Each time he spotted the plant in front of a house, he got out, knocked on the door and asked whoever answered: Do you know that kids pick these flowers and chew them to get high?

At least twice this year paramedics have been called to nearby Marshall High School to treat students who became ill after ingesting angel’s trumpet, school officials say. Polehonki, who is familiar with those cases, said the students suffered nausea, delirium and difficulty breathing. He said he has heard of two other cases in which neighborhood youths became seriously ill after eating the plant.

They do it, said 14-year-old Marshall High freshman Earl Harris, “because it makes them feel relaxed and calm.”

Harris said he has heard fellow students talk about eating angel’s trumpet and how it makes them feel, although he said he’s never eaten the plant himself.

Angel’s trumpet is a relative of jimson weed, a smaller plant that grows wild and that has long been a subject of teenage lore.

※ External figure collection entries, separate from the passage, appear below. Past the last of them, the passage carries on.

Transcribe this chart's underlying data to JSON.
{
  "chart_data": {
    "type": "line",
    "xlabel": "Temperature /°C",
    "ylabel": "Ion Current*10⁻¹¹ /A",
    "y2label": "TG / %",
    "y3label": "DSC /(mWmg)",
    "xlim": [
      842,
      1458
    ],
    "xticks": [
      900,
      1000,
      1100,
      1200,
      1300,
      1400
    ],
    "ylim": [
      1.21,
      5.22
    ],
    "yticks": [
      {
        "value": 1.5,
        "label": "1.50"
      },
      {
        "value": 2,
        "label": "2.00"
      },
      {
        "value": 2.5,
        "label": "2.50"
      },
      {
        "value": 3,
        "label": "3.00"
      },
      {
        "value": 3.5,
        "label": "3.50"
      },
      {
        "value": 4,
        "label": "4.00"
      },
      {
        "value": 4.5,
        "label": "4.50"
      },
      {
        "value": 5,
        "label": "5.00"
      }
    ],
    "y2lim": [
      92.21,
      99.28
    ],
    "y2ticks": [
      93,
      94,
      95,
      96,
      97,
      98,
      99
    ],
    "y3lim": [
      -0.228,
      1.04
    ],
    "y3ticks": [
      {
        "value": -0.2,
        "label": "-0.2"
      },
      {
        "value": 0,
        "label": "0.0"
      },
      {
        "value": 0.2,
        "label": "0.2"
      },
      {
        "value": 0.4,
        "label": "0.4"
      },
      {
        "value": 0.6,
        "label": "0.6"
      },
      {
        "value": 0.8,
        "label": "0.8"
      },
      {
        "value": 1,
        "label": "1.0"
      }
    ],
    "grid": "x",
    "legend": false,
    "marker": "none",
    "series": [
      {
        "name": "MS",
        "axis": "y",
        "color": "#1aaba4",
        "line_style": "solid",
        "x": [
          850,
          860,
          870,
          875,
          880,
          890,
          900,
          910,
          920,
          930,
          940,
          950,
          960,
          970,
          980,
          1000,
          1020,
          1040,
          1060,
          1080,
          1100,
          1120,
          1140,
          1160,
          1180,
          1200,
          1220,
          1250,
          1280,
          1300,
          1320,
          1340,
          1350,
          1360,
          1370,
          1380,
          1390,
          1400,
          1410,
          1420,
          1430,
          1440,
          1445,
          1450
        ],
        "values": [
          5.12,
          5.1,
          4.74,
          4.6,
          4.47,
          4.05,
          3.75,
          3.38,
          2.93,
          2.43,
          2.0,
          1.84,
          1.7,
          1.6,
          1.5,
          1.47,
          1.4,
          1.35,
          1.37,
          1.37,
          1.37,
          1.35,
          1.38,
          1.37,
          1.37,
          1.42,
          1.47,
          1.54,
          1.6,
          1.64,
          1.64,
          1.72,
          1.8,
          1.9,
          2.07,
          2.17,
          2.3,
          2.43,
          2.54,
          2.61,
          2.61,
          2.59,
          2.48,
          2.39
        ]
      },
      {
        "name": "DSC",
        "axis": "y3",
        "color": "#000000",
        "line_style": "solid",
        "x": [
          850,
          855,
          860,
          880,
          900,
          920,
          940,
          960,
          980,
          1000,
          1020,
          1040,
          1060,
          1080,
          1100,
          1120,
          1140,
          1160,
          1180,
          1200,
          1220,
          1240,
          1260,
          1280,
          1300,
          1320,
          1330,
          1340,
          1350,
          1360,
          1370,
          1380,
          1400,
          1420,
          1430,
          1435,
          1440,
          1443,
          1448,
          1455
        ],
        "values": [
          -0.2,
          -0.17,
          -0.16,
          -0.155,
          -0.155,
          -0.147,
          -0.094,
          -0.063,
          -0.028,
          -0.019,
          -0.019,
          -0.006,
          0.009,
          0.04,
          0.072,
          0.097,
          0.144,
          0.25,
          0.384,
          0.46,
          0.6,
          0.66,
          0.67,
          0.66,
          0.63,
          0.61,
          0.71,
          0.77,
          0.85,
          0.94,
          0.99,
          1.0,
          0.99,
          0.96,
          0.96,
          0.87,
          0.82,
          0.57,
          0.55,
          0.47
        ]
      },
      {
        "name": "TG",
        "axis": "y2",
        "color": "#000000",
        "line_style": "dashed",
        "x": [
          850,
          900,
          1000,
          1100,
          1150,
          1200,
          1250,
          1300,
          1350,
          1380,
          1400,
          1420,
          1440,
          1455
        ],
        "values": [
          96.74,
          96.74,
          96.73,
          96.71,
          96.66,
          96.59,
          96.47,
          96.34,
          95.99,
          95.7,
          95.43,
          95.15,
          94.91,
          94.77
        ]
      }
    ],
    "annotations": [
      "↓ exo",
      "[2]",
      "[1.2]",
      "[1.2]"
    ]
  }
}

David Nichols, a pharmacologist at Purdue University and an expert in psychoactive drugs, said angel’s trumpet, like jimson weed, “does produce hallucinations, but at toxic levels.”

“It is not something to play around with,” Nichols said. “Drugs like LSD or marijuana will never kill you, but angel’s trumpet can.”

Officials with the Los Angeles Unified School District say they have not heard of students using angel’s trumpet at other schools.

“This is not an epidemic,” said Earl Perkins, the district’s assistant superintendent for school operations. Other school officials said that substances such as marijuana and household chemicals that students inhale are more common.

But unlike those substances, angel’s trumpet is ubiquitous -- and free. That’s what worries Polehonki.

On his recent tour, Polehonki said, he found one such plant at a house on Lyric Avenue, one block from Marshall High. “Just about every flower within reaching distance was missing,” he said.

The officer alerted the homeowner, who agreed to chop it down.

Polehonki has warned other residents, “If you’ve got the plant, keep an eye on it.”

Harris, who was hanging out with friends after school Thursday, listening to rap music on an amplified iPod, said he first heard talk about angel’s trumpet, or “angel,” two months ago.

“I’ve been seeing these plants my whole life,” he said, “and I never knew they did that.”